Like catch_warnings this context manager is not threadsafe.

>>> with suppress_warnings() as sup:
...     sup.filter(DeprecationWarning, "Some text")
...     sup.filter(module=np.ma.core)
...     log = sup.record(FutureWarning, "Does this occur?")
...     command_giving_warnings()
...     # The FutureWarning was given once, the filtered warnings were
...     # ignored. All other warnings abide outside settings (may be
...     # printed/error)
...     assert_(len(log) == 1)
...     assert_(len(sup.log) == 1)  # also stored in log attribute

Or as a decorator:

>>> sup = suppress_warnings()
>>> sup.filter(module=np.ma.core)  # module must match exact
>>> @sup
>>> def some_function():
...     # do something which causes a warning in np.ma.core
...     pass
__init__(forwarding_rule="always")
_clear_registries()
_filter(category=Warning, message="", module=None, record=False)
filter(category=Warning, message="", module=None)

Add a new suppressing filter or apply it if the state is entered.

category : class, optional
Warning class to filter
message : string, optional
Regular expression matching the warning message.
module : module, optional
Module to filter for. Note that the module (and its file) must match exactly and cannot be a submodule.
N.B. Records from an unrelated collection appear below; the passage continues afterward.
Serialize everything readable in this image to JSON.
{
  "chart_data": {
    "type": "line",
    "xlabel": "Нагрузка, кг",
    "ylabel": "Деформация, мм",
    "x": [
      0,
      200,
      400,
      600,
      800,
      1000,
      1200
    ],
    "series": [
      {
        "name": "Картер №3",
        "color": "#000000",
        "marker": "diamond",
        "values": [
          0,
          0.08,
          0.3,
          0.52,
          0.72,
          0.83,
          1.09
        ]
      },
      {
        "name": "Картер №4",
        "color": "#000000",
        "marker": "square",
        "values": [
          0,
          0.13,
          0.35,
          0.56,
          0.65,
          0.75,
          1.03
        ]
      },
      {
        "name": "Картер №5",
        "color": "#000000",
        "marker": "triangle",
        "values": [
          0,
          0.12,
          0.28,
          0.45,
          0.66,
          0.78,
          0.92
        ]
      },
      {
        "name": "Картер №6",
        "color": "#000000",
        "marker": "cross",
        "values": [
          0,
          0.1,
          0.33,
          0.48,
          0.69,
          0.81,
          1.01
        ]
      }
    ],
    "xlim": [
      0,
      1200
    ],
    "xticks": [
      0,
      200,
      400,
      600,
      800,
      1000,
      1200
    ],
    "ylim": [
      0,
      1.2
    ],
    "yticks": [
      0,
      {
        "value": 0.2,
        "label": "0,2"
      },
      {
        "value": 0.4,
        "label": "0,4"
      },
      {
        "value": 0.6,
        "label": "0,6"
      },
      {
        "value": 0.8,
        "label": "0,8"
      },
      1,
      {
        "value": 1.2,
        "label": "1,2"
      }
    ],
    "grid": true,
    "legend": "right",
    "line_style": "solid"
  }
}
This may make it unreliable for external modules.

When added within a context, filters are only added inside the context and will be forgotten when the context is exited.

record(category=Warning, message="", module=None)

Append a new recording filter or apply it if the state is entered.

All warnings matching will be appended to the log attribute.

category : class, optional
Warning class to filter
message : string, optional
Regular expression matching the warning message.
module : module, optional
Module to filter for. Note that the module (and its file) must match exactly and cannot be a submodule. This may make it unreliable for external modules.
log : list
A list which will be filled with all matched warnings.

When added within a context, filters are only added inside the context and will be forgotten when the context is exited.

__enter__()
__exit__(*exc_info)
_showwarning(message, category, filename, lineno, *args, **kwargs)
__call__(func)

Function decorator to apply certain suppressions to a whole function.